2) to dictate order of operation, so that there is no ambiguity as to what to do first, second, ..., last.
Your example is the number one category, so the parenthesis can be "forgotten", ignored, not used at all, it is all the same, but perhaps the mathematician wishes to emphasize the (x + 5), and so they place it in parenthesis to express that group. But without the parenthesis, the expression is the same.
Regarding example two - consider the following expressions:
a) 2 + 4 * 6 = 48
b) 2 + (4 * 6) = 48
c) (2 + 4) * 6 = 36
For example a, without parenthesis it isn't so clear what to do first, but the order of operations dictates that multiplication occurs first, and then addition, and so the expression is equal to 48. But this is easier to see with example b, and so example b is the typical way to write the expression, even though we can "forget" the parenthesis if we wanted to.
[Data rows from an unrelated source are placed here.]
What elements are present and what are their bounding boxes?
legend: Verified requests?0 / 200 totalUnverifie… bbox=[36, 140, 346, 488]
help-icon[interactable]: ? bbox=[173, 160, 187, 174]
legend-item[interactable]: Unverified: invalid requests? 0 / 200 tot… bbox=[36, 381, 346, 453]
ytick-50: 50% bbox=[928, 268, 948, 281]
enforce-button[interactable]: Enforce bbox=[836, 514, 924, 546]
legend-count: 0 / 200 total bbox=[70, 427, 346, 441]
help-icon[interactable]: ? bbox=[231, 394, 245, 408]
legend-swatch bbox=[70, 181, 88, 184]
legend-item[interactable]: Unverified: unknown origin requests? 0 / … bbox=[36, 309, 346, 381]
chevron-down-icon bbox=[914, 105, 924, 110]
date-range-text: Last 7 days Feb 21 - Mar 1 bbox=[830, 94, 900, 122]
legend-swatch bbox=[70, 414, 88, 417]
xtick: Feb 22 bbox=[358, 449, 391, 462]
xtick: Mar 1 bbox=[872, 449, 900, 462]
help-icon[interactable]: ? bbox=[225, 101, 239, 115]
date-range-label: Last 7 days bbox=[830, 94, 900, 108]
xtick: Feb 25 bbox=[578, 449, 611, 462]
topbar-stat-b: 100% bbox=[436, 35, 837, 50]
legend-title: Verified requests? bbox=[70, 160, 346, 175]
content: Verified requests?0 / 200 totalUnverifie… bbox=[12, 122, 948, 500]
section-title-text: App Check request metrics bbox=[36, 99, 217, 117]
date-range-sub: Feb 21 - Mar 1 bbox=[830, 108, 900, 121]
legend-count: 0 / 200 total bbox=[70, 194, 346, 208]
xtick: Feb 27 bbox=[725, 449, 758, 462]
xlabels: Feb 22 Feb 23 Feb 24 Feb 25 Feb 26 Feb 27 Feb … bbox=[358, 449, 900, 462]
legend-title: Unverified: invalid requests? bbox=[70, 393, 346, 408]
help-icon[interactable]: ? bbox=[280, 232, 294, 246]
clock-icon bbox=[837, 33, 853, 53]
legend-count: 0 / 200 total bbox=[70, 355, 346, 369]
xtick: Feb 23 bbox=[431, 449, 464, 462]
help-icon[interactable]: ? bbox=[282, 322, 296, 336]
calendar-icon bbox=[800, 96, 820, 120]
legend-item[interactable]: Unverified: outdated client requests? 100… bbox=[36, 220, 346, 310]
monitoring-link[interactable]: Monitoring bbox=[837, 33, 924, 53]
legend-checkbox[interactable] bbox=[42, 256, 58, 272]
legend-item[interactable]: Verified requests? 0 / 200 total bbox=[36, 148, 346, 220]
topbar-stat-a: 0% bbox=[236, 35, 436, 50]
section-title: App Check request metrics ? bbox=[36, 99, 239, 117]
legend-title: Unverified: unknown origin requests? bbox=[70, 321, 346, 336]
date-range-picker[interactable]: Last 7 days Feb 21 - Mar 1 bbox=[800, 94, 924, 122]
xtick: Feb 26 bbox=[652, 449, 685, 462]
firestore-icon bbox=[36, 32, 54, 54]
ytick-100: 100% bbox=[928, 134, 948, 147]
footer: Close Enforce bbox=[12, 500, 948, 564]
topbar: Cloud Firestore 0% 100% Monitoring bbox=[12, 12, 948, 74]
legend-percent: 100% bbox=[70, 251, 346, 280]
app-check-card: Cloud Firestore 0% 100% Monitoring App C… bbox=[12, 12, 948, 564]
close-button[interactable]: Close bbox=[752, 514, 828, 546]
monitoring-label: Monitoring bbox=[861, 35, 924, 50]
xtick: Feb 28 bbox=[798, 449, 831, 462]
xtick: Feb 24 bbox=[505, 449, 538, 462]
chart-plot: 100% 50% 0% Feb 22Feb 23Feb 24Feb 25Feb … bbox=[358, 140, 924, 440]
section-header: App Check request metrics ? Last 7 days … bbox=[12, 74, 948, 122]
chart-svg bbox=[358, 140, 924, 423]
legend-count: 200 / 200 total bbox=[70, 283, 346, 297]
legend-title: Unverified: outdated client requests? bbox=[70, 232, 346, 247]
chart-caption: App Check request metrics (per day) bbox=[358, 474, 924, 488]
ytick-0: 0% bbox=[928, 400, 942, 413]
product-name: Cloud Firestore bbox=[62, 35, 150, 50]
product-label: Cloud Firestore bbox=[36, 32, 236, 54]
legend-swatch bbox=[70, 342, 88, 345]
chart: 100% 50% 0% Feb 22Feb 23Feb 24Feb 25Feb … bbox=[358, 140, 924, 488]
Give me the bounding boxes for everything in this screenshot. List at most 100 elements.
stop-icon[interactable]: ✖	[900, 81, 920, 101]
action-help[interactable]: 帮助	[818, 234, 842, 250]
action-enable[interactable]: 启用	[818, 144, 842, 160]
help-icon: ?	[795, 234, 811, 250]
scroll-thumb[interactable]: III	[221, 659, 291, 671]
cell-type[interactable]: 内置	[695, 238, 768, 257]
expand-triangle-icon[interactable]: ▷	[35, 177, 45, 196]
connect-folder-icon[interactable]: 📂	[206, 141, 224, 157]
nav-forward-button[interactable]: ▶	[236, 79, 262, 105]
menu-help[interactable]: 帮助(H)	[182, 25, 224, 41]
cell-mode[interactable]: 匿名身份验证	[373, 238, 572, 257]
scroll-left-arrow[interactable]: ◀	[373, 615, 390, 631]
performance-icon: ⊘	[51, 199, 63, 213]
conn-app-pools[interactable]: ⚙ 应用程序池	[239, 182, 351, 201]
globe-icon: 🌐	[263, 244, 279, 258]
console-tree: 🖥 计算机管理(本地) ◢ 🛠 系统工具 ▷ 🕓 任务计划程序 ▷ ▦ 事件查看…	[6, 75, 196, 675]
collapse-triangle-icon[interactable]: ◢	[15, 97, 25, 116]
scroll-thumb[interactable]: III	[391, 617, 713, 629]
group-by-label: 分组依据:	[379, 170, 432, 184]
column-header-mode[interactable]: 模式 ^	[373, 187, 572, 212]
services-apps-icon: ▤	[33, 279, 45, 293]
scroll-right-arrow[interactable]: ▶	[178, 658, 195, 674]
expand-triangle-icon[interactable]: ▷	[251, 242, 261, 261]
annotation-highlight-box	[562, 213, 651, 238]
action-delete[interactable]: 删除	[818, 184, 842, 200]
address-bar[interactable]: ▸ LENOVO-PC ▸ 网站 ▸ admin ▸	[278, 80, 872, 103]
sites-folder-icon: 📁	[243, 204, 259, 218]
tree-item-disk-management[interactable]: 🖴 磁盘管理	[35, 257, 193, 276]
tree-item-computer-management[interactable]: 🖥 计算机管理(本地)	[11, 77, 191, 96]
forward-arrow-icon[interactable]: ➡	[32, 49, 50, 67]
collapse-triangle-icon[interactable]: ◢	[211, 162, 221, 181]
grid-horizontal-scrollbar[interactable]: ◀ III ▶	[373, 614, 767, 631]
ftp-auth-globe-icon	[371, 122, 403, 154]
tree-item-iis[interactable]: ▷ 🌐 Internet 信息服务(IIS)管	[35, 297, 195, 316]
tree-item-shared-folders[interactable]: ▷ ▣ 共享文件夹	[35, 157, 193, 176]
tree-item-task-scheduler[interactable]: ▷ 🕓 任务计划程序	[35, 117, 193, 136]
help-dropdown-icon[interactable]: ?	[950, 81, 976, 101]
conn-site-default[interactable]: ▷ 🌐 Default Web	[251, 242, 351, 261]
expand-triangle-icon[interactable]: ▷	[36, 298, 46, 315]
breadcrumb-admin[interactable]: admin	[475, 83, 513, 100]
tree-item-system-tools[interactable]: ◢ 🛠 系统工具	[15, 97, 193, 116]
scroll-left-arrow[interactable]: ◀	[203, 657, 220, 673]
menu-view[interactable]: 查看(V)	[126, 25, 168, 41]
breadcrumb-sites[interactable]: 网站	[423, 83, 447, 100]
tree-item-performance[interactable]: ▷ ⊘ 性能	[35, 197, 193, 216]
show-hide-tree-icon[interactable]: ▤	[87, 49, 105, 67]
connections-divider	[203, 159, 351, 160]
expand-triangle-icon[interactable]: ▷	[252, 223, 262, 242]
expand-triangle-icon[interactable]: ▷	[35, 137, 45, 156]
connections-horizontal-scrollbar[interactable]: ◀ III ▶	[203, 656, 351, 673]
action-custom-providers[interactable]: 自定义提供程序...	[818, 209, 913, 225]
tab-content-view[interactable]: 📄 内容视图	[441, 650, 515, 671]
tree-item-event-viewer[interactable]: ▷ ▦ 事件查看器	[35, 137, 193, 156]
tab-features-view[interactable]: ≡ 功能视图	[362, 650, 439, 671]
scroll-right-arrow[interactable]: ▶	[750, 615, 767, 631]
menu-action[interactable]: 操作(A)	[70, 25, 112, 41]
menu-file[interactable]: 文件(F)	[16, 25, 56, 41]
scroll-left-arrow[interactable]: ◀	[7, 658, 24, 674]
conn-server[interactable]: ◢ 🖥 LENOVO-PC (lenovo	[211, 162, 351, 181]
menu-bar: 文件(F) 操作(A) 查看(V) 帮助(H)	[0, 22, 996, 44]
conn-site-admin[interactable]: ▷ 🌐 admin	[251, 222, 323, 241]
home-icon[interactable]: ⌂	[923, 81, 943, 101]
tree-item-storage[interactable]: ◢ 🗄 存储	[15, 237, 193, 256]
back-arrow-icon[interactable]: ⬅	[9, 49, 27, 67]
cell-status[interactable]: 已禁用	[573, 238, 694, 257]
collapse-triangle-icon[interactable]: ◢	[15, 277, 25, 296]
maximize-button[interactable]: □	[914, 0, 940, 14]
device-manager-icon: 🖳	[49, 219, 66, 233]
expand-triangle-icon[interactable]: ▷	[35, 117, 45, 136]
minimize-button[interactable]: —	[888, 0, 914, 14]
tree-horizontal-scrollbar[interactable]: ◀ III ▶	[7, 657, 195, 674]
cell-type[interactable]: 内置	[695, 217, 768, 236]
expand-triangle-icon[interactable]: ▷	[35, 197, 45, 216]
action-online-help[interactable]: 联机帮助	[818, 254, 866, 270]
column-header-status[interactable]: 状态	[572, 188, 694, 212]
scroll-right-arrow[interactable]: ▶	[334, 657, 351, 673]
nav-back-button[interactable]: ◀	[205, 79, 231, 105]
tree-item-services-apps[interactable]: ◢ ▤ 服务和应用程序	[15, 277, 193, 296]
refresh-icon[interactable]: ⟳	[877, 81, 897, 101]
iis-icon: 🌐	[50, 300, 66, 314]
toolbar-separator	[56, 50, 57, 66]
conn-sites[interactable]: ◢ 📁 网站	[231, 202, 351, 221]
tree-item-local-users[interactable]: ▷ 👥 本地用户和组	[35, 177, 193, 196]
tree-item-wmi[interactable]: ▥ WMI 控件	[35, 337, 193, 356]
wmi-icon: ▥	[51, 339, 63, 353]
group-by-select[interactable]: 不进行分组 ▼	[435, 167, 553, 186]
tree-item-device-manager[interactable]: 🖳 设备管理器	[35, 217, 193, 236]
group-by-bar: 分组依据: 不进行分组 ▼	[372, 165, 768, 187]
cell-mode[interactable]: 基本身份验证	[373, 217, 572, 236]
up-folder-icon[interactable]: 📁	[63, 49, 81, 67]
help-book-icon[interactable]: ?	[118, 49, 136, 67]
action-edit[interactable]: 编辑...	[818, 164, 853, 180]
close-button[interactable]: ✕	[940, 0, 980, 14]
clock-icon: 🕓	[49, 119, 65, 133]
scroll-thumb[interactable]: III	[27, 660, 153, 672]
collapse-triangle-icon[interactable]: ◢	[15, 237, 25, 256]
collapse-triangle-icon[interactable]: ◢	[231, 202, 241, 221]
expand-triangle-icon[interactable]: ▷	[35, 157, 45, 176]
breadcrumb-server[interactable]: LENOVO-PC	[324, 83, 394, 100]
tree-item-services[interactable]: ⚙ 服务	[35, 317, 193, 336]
However, make sure your student understands that forgetting the parenthesis in example c isn't okay, because with the parenthesis the expression is equal to 36, but without the parenthesis, the expression is equal to 48. This is because the order of operations requires that parenthesis occur before anything else. And so in this way, we can forget the parenthesis for expressions like a and b, where the parenthesis are meaningless in that the expression is computed in the same order of operation as it would have been without parenthesis, but we can not forget the parenthesis when they are dictating the order of operation to use, so that otherwise the parenthesis-less expression would equal something else.
And yes - it is amazing what those kids can get you to think about.
- This isn't true for advanced mathematics.